What do you do specifically for MSL?
I’m the program scientist for the mission. Also, as the lead scientist for Mars program, I have an overall responsibility for the science that gets done on MSL, along with all of other Mars missions. I don’t get bored!
The program scientist is specifically responsible for the science of the mission. MSL is my first planetary mission in which I helped initiate it and was program scientist for it, did the original selection for instruments, and got to see it through to actually landing on the surface and doing the science.
Initially, you have to have a mission concept—what should it do and how it fits into the overall program. That took several years of interaction with the science team and the engineers. Once you have a good idea of what the mission is, and what want it to do, and get other people to sign up to it, you then start getting the mission going.

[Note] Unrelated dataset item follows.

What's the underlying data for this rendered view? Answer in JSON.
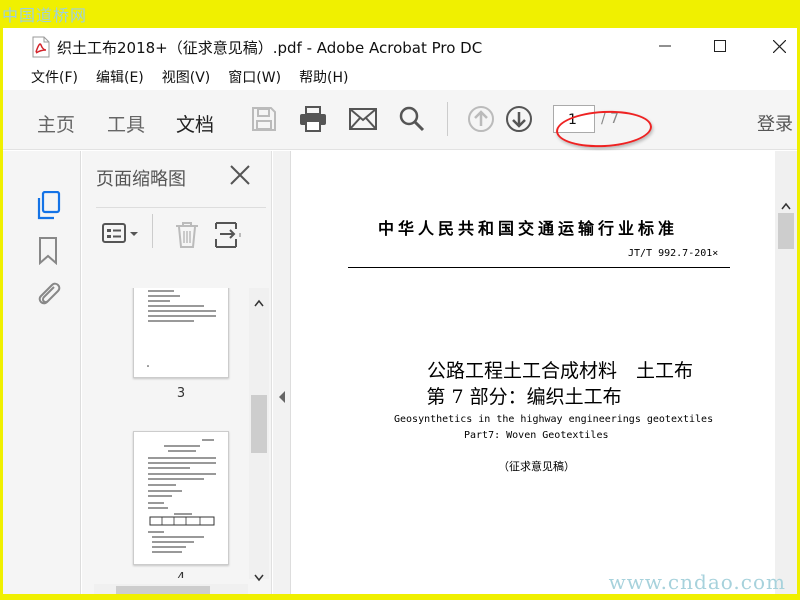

You have a solicitation for the instruments, and some negotiation with foreign partners that want to contribute. You have a competition, and from that you select a suite of instruments that will work well together and complement each other. My job is to put out the solicitation, run a review, then organize the results of the review and make recommendations to the associate administrator about what would be a good suite of instruments on the rover. That is folded into some instruments that other international partners have already offered to contribute. For instance, the Russian DAN instrument and the Spanish REMS instrument were outright contributed to us. The other foreign contribution was the APXS, but that was proposed and went through the competition like every other instrument.
You make recommendations to the associate administrator saying, here are several good groupings of instruments that would make a good mission. The associate administrator makes a selection. Then the rest is notifying everybody, getting money out to people, getting the engineers wised up to what instruments are going to be onboard. Finally, you actually begin the process of really building the rover.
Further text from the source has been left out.